The agreement, among other things, will allow the U.S. government to have access to Ghanaian military facilities and also grant them widespread tax exemptions.
Vice Chairman of the Committee, Collins Owusu Amankwaah, says there is now such a consensus from the two divides of the House — the National Democratic Congress (NDC) and the New Patriotic Party (NPP).
“As it stands now, there is consensus on the report except that few a concerns were raised,” he told Joy News on Thursday evening.
He said some committee members on the Minority NDC side have agreed for the deal to be laid in Parliament.
-Minority Leader, Haruna Iddrisu
However, the Minority leader, Haruna Iddrisu, doubts Mr Owusu-Amankwah’s claim.
“It is impossible. Impossible. But let’s see. We are not convinced as a Minority and we will not support it,” he countered on Newsnite on Joy FM.

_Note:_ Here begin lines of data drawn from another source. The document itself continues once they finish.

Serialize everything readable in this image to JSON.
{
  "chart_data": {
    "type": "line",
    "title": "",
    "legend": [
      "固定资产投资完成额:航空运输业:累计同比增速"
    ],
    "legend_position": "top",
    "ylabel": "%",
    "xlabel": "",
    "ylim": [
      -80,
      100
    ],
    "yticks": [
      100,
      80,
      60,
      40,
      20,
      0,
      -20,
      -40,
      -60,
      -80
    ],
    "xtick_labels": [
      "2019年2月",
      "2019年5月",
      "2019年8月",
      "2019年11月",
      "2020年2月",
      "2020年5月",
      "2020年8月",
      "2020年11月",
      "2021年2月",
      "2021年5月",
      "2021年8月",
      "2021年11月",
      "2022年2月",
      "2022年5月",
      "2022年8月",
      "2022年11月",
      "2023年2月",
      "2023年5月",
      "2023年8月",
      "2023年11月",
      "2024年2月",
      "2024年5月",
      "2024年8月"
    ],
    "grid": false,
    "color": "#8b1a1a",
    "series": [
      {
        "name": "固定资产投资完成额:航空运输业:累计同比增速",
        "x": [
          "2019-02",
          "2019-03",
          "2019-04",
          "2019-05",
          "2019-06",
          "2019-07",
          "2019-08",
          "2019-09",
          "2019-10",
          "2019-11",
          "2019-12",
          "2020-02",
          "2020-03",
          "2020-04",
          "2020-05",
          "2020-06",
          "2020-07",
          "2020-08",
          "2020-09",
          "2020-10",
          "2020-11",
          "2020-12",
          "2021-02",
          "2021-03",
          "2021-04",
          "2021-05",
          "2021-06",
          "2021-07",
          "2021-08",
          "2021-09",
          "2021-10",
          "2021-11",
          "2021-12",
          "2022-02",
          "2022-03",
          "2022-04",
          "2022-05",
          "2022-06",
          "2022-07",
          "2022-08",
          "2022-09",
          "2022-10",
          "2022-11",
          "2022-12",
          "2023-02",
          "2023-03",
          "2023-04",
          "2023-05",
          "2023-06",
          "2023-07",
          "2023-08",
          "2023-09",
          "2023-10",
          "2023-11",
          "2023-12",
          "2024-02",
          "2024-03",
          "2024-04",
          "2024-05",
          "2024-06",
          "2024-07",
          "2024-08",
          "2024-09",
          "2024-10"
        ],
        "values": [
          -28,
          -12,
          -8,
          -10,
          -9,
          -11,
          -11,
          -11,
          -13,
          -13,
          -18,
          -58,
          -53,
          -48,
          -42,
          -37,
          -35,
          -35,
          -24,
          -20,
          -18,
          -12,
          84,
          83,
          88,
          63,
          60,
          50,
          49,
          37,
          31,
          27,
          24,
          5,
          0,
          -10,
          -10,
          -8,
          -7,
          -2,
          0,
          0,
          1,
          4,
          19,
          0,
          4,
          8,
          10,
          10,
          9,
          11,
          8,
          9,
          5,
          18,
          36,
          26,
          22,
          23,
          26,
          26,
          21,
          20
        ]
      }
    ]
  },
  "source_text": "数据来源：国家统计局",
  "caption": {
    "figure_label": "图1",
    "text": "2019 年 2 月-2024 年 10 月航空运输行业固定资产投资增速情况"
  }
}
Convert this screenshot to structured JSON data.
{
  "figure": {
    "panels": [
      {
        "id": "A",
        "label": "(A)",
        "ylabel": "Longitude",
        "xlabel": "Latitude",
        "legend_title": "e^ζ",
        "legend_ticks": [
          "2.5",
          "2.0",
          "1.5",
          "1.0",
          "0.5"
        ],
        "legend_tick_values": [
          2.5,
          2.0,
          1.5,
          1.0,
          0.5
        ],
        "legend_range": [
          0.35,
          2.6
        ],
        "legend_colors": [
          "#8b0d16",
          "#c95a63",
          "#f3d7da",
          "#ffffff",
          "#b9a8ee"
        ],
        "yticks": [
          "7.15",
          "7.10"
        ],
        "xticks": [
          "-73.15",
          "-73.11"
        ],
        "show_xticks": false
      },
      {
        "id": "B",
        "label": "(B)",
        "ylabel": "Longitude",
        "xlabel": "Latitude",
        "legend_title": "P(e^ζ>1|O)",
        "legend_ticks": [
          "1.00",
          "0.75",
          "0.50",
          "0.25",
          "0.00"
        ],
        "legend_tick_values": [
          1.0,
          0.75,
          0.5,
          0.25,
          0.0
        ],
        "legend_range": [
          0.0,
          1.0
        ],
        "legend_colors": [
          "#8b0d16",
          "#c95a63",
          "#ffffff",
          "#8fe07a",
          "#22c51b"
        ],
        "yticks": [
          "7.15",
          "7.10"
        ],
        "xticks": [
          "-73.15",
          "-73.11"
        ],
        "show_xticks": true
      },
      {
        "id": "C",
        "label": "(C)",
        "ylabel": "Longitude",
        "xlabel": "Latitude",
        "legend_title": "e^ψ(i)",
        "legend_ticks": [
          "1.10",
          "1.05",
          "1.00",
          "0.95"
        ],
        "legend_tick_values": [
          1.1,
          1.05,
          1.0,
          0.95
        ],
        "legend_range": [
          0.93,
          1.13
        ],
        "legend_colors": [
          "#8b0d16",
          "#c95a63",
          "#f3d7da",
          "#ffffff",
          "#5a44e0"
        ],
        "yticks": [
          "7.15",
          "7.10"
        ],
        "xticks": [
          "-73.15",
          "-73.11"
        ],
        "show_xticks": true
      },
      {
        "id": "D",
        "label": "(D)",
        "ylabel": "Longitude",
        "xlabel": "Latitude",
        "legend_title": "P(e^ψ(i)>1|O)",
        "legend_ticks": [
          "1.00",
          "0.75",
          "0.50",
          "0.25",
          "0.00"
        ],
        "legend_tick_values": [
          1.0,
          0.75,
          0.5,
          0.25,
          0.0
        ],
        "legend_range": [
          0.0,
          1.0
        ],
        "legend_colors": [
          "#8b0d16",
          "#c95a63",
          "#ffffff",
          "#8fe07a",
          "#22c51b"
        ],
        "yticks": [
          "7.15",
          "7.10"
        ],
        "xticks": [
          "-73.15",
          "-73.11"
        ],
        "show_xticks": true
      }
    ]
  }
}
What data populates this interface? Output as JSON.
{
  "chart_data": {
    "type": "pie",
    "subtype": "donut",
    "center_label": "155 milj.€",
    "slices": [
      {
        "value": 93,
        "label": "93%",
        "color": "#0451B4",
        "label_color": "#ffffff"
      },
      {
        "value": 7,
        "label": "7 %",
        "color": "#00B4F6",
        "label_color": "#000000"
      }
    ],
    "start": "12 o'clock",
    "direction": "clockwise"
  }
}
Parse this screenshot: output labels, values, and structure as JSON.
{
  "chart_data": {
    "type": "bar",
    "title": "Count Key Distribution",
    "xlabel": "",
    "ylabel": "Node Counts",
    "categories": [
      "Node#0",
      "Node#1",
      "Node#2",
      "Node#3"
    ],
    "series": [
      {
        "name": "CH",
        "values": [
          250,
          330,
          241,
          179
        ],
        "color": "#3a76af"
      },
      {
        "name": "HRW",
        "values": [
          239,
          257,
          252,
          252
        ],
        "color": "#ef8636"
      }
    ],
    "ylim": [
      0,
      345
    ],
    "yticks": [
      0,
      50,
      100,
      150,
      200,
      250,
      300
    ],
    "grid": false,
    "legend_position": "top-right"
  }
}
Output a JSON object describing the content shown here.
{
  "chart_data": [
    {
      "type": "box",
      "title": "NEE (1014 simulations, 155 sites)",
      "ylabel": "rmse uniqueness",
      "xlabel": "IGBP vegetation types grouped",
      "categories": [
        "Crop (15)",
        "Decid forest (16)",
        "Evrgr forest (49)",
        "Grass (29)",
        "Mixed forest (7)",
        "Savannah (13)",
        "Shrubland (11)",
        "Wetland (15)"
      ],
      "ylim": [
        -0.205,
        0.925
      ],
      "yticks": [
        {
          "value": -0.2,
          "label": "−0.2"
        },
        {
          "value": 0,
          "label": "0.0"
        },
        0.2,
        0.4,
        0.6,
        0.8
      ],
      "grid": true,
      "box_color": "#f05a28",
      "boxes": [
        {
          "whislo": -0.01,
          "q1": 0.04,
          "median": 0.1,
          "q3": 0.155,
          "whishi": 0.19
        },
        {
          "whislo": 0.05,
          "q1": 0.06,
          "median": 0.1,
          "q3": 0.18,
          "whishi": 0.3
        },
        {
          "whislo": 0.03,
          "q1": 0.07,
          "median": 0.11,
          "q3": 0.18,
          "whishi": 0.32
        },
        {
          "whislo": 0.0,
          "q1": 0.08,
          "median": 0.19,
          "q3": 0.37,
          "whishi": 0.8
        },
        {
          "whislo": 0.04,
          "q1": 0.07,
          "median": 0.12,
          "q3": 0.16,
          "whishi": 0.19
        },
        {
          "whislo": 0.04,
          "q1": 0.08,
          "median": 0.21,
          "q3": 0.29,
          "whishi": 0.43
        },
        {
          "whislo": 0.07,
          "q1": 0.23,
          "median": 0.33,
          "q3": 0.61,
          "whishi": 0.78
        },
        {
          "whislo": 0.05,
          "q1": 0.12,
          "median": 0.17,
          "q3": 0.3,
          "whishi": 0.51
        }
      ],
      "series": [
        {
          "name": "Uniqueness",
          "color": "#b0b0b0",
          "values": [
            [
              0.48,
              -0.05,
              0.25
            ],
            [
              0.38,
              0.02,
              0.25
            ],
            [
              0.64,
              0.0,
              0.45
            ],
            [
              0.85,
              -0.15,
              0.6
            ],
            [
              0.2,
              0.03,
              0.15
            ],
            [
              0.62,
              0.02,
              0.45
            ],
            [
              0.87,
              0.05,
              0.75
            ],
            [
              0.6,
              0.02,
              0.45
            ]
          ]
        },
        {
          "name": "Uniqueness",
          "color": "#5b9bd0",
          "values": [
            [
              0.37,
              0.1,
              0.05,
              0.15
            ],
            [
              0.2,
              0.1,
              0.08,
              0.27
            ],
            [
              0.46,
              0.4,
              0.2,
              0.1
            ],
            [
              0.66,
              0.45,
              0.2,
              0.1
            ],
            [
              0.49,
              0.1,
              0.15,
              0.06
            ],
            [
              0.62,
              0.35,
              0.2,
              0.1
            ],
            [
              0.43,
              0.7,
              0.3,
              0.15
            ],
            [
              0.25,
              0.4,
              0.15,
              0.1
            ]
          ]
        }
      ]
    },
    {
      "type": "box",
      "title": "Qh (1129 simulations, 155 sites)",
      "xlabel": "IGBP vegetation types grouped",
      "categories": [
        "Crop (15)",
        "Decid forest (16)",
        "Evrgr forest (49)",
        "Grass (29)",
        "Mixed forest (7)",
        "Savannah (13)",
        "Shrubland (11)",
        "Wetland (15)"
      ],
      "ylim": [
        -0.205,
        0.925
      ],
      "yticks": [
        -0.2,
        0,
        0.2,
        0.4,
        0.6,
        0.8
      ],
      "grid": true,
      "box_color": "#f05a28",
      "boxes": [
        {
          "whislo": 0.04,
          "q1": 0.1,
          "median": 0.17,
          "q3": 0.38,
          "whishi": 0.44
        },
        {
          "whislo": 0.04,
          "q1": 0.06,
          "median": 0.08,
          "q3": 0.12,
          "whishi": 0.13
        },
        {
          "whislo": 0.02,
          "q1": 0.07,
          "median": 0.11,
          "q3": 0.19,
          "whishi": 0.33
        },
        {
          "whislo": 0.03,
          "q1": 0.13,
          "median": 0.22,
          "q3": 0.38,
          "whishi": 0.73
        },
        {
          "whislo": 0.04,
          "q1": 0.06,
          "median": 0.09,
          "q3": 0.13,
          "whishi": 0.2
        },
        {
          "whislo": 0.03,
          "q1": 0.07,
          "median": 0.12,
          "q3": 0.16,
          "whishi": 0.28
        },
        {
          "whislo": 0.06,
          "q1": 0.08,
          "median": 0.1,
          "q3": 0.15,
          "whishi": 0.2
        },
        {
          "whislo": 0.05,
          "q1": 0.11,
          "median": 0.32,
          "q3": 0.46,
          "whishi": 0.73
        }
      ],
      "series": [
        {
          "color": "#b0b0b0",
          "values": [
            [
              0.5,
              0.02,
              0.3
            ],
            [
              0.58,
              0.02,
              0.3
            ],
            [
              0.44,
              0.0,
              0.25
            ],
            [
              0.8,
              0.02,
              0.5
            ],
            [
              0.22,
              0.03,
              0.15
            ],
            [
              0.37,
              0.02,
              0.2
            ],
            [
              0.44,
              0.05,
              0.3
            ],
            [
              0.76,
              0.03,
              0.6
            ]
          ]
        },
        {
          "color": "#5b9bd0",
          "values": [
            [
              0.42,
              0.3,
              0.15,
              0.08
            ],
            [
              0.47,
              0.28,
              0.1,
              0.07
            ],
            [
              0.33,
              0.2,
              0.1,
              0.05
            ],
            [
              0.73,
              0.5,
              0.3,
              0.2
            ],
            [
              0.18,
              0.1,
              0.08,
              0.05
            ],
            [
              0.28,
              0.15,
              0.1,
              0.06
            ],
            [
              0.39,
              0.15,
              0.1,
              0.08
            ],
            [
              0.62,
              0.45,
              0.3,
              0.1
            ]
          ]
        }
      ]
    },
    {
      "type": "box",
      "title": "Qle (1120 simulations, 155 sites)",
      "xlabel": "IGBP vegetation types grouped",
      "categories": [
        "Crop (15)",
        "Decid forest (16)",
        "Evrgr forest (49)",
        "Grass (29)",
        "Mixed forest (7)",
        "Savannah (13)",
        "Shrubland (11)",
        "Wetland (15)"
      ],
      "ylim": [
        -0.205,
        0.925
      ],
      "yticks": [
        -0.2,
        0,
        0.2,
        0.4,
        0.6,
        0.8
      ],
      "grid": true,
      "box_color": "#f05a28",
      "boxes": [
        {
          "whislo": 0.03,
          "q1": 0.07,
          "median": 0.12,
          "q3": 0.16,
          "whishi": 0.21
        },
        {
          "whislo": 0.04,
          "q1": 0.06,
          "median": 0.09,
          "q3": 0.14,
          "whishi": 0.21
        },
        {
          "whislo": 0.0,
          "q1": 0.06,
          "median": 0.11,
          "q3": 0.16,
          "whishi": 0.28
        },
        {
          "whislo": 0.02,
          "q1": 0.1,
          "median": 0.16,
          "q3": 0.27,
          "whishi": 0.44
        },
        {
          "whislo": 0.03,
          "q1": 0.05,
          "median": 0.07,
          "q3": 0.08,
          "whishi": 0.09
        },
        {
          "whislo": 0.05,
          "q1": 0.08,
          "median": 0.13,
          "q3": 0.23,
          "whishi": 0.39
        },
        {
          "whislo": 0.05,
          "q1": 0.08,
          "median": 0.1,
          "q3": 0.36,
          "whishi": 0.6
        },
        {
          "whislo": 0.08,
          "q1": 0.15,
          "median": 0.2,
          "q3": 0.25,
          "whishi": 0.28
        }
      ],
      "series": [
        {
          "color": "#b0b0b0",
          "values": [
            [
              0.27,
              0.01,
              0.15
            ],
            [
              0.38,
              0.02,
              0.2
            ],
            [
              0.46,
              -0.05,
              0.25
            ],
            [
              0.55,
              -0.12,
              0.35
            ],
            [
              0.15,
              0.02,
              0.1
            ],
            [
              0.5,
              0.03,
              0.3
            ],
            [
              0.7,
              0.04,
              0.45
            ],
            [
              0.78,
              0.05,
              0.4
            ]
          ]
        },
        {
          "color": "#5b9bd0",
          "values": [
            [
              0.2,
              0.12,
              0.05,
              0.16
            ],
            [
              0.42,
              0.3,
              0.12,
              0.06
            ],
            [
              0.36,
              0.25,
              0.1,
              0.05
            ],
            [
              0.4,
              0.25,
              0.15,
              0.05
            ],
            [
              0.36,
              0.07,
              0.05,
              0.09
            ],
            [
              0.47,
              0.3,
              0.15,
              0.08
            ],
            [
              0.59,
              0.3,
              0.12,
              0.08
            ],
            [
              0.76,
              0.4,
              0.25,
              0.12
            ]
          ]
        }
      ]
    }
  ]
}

The Constitution authorises the President to enter into treaties, agreements or conventions on behalf of Ghana, however, they must be ratified into law.
For the agreement to be ratified it must be supported by the votes of more than half of all 275 Members of Parliament.
The Minority in Parliament has vowed to do everything possible to block the agreement on grounds that Ghana will surrender her sovereignty under the terms of the deal.
There is also a fierce public opposition to the deal over fears Ghana could become a target for enemies of U.S. interests.
A clause in the agreement granting U.S. Military Contractors unimpeded access has been a major source of concern for security experts.